Investors who have been defrauded by their brokers often discover, too late, that they've given up their legal rights to have their claims heard in court. And now investors seeking redress for wrongdoing are facing even greater obstacles.
Long used by brokerage firms, mandatory pre-dispute arbitration provisions are now popping up among investment advisers as well. And recent court decisions have given companies more leeway to limit customers' ability to pursue class-action lawsuits.
These provisions, typically buried in the lengthy customer agreements that investors sign when opening an account, dictate that any future disputes must be resolved in an arbitration forum rather than in court. In addition to blocking investors' access to courts, "the corporation gets to decide who the arbitration provider will be," says Christine Hines, consumer and civil justice counsel at Public Citizen, a consumer advocacy group. The arbitration proceedings are generally kept secret, and there's typically no ability to appeal, she says.
Concerns are growing as courts bolster arbitration provisions. In a case involving American Express, the U.S. Supreme Court decided in June that a class-action ban could be enforced, even when a class action is the only economically feasible way for customers to bring a claim.
One major brokerage firm's attempts to expand the scope of its arbitration clause have helped fuel the debate over these provisions. In late 2011, Charles Schwab sent nearly seven million customers a revised account agreement with a new provision stating that customers waive their right to participate in class actions against the company, according to a complaint by the Financial Industry Regulatory Authority.
FINRA charged Schwab with violating FINRA rules governing conditions that can be included in customer agreements. A FINRA hearing panel ruled largely in Schwab's favor, saying that federal arbitration law trumps FINRA's rules. FINRA is appealing. Schwab said in May that it would voluntarily remove the class-action waiver "until the issue is resolved by the appropriate regulatory and/or court decisions."
For many individual investors with relatively small amounts of money at stake, a class action "presents the only reasonable avenue of recovery in cases of fraud by a broker-dealer," says Heath Abshure, Arkansas securities commissioner and president of the North American Securities Administrators Association. If Schwab prevails, he says, other brokerage firms will bar customers from pursuing class-action claims.
Best Interest for Whom?
Investment advisers' growing use of mandatory arbitration provisions also raises questions for investors. Unlike many brokers, advisers have a fiduciary duty to put clients' interests first. But forcing investors into arbitration may not be in their best interest. These requirements "could be viewed as limiting potential choices, and potentially better outcomes, for a client," says David Tittsworth, executive director of the Investment Adviser Association. Advisers should think about their fiduciary obligations before putting these clauses in their contracts, he says. Such provisions, Tittsworth says, are still relatively rare among larger advisers.
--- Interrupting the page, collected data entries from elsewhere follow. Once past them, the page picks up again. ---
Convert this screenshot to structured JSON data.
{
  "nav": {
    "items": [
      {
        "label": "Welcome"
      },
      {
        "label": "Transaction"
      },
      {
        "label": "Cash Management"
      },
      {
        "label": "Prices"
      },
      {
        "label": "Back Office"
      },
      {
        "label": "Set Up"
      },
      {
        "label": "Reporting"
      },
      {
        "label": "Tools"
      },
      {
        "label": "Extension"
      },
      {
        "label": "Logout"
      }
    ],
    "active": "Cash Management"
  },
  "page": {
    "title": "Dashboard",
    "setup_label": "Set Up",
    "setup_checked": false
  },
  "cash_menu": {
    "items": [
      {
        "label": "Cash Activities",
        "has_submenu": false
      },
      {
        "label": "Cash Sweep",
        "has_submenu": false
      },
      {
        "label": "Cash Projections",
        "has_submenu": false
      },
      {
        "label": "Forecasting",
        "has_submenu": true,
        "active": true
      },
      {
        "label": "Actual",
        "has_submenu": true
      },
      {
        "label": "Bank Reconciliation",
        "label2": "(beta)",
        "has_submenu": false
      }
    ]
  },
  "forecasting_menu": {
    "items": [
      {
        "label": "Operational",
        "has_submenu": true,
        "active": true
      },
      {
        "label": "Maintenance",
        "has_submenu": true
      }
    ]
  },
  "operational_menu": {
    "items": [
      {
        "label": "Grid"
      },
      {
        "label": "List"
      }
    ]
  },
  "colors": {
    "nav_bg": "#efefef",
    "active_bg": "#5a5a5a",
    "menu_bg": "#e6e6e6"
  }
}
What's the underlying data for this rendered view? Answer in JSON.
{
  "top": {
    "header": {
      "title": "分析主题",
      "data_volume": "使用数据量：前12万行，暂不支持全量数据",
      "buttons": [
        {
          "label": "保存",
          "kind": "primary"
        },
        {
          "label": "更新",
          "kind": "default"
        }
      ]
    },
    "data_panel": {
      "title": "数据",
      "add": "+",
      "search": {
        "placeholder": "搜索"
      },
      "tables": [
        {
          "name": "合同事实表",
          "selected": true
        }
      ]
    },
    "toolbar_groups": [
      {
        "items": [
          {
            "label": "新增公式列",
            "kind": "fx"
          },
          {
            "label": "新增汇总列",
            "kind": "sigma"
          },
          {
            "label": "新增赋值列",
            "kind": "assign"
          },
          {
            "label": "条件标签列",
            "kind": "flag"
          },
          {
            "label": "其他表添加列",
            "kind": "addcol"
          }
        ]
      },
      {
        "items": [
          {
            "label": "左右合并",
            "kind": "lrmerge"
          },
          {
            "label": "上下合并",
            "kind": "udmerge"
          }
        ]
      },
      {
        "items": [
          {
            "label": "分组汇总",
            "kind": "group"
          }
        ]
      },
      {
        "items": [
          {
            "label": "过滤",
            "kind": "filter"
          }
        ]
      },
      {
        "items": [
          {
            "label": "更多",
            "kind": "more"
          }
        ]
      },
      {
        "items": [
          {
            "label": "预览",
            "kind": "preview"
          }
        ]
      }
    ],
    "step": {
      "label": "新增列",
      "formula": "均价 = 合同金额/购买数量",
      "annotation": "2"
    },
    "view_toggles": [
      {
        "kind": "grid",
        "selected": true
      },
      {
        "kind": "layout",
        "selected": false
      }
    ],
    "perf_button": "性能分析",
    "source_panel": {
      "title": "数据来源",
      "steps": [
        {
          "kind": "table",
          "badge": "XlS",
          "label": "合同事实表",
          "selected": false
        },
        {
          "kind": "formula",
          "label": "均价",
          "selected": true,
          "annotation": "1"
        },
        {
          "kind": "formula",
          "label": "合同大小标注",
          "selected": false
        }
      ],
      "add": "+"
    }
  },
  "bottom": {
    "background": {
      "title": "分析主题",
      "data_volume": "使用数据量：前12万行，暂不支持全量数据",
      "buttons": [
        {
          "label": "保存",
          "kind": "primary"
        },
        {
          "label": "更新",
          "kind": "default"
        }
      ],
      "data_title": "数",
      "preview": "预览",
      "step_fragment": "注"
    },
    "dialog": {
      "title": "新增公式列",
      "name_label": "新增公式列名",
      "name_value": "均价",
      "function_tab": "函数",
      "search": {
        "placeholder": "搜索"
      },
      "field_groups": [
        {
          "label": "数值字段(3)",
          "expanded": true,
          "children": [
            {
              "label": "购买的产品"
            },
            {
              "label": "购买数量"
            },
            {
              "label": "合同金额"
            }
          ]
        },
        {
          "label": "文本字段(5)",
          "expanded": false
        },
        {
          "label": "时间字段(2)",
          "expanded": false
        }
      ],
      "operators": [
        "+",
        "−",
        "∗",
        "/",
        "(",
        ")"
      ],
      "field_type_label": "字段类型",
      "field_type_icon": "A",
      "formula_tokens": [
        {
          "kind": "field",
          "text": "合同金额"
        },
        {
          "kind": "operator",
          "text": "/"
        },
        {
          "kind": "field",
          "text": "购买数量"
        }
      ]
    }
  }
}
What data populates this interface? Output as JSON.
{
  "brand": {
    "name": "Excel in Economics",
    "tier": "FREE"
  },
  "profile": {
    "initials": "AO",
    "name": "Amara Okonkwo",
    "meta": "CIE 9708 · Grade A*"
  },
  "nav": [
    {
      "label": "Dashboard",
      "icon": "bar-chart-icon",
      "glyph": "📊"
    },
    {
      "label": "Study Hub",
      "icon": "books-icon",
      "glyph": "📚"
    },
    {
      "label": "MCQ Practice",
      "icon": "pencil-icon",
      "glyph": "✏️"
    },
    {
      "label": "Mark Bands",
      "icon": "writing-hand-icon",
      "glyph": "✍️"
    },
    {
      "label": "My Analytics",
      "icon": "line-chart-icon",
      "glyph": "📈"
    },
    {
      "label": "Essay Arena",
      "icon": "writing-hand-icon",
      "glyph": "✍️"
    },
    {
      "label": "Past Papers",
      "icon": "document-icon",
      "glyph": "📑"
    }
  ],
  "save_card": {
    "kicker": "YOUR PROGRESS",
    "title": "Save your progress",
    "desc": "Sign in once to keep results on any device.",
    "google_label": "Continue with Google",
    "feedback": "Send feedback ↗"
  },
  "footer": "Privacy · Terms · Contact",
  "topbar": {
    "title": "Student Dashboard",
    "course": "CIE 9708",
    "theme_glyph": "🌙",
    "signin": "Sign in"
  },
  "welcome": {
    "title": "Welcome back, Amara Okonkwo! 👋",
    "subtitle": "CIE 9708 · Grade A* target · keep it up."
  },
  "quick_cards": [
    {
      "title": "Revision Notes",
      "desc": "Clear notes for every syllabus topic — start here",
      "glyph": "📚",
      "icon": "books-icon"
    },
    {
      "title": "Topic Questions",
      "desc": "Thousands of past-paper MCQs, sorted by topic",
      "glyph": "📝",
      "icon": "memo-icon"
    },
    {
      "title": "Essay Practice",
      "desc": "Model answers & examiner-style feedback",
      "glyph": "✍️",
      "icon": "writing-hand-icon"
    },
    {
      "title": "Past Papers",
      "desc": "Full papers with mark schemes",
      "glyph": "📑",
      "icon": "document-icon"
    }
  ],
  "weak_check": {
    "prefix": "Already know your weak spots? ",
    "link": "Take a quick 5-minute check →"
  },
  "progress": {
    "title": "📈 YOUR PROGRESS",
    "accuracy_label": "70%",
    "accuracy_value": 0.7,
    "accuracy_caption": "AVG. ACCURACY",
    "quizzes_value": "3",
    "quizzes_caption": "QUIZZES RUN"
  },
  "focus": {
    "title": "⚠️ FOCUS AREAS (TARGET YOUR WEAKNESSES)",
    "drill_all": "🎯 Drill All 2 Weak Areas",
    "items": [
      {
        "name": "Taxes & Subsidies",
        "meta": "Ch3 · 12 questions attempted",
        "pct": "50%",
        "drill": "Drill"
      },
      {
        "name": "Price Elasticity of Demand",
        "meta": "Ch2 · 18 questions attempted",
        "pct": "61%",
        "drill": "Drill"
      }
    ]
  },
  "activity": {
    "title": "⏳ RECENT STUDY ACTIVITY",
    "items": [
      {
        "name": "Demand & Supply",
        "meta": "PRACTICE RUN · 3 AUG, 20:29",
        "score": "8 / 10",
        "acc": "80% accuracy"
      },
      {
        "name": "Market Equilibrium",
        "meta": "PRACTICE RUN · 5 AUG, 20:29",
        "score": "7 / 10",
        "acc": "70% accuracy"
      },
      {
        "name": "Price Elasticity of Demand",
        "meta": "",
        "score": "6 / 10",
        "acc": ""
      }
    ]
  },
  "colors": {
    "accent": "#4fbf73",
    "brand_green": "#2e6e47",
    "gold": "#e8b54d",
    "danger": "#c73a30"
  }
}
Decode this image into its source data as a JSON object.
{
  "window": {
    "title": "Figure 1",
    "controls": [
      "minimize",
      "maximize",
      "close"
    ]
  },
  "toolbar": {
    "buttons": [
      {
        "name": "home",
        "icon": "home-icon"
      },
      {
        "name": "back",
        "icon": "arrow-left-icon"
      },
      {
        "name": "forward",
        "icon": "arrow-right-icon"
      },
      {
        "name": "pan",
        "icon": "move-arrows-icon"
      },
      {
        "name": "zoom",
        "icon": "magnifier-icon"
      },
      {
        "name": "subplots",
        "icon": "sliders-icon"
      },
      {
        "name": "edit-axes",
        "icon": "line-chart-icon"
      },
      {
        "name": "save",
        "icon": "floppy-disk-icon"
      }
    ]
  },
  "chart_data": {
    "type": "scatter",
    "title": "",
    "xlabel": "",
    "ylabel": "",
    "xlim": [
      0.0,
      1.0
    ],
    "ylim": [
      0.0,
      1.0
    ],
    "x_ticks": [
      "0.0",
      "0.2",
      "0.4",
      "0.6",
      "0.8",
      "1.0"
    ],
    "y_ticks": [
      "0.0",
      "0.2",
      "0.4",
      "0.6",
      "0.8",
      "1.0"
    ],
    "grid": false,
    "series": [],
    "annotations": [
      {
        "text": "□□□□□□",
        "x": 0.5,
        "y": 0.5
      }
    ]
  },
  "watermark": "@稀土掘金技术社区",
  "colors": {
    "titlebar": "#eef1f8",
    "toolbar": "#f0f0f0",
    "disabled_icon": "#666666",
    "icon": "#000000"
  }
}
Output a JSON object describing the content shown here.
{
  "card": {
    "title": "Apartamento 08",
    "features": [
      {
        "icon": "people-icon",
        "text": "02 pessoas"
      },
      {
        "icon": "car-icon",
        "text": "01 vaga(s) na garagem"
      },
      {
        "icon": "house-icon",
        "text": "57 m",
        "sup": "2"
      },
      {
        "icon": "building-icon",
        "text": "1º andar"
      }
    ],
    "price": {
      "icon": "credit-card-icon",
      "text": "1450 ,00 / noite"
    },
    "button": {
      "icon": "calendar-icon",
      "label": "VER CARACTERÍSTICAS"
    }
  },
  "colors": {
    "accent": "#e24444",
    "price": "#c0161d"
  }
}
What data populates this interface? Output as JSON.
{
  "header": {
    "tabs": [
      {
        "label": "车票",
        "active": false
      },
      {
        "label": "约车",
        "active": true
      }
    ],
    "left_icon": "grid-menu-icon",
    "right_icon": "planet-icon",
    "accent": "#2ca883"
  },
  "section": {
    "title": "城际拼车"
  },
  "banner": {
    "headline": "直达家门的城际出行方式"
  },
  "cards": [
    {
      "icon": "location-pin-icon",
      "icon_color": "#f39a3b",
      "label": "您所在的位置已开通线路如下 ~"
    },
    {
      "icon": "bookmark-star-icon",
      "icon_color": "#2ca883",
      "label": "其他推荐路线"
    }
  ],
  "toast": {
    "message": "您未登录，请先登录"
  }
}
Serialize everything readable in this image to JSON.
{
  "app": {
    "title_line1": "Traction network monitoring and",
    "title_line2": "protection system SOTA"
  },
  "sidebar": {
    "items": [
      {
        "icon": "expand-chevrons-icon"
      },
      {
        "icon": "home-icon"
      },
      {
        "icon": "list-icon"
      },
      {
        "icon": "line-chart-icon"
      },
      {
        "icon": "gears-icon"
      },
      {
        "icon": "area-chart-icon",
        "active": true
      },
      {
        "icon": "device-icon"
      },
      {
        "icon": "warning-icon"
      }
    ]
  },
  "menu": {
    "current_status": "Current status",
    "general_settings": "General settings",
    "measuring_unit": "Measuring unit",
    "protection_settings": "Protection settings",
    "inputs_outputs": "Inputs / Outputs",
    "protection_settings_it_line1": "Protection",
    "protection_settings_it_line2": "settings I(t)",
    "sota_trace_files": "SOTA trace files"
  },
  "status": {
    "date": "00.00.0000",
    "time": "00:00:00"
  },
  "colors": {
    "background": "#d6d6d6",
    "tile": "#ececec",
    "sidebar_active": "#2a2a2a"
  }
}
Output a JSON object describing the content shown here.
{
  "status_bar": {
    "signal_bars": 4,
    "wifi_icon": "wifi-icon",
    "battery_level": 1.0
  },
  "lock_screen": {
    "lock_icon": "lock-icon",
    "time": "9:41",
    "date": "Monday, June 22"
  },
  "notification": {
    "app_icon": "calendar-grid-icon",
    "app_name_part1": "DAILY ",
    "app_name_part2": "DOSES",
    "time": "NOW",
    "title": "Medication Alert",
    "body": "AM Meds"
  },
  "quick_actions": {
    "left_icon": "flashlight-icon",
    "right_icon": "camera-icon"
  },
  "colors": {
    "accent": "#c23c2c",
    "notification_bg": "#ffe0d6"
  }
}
Consumer advocates and state regulators are pressing the Securities and Exchange Commission to exercise its authority, granted under the Dodd-Frank financial overhaul law, to restrict brokers' and advisers' use of mandatory pre-dispute arbitration clauses.
Investors, meanwhile, should read customer agreements carefully. If you see an arbitration requirement, you can ask to strike it out—though big brokerage firms may leave little room for negotiation. Before signing anything, check a broker's disciplinary record using FINRA's BrokerCheck tool at www.finra.org/brokercheck. Review an adviser's disciplinary history at www.adviserinfo.sec.gov.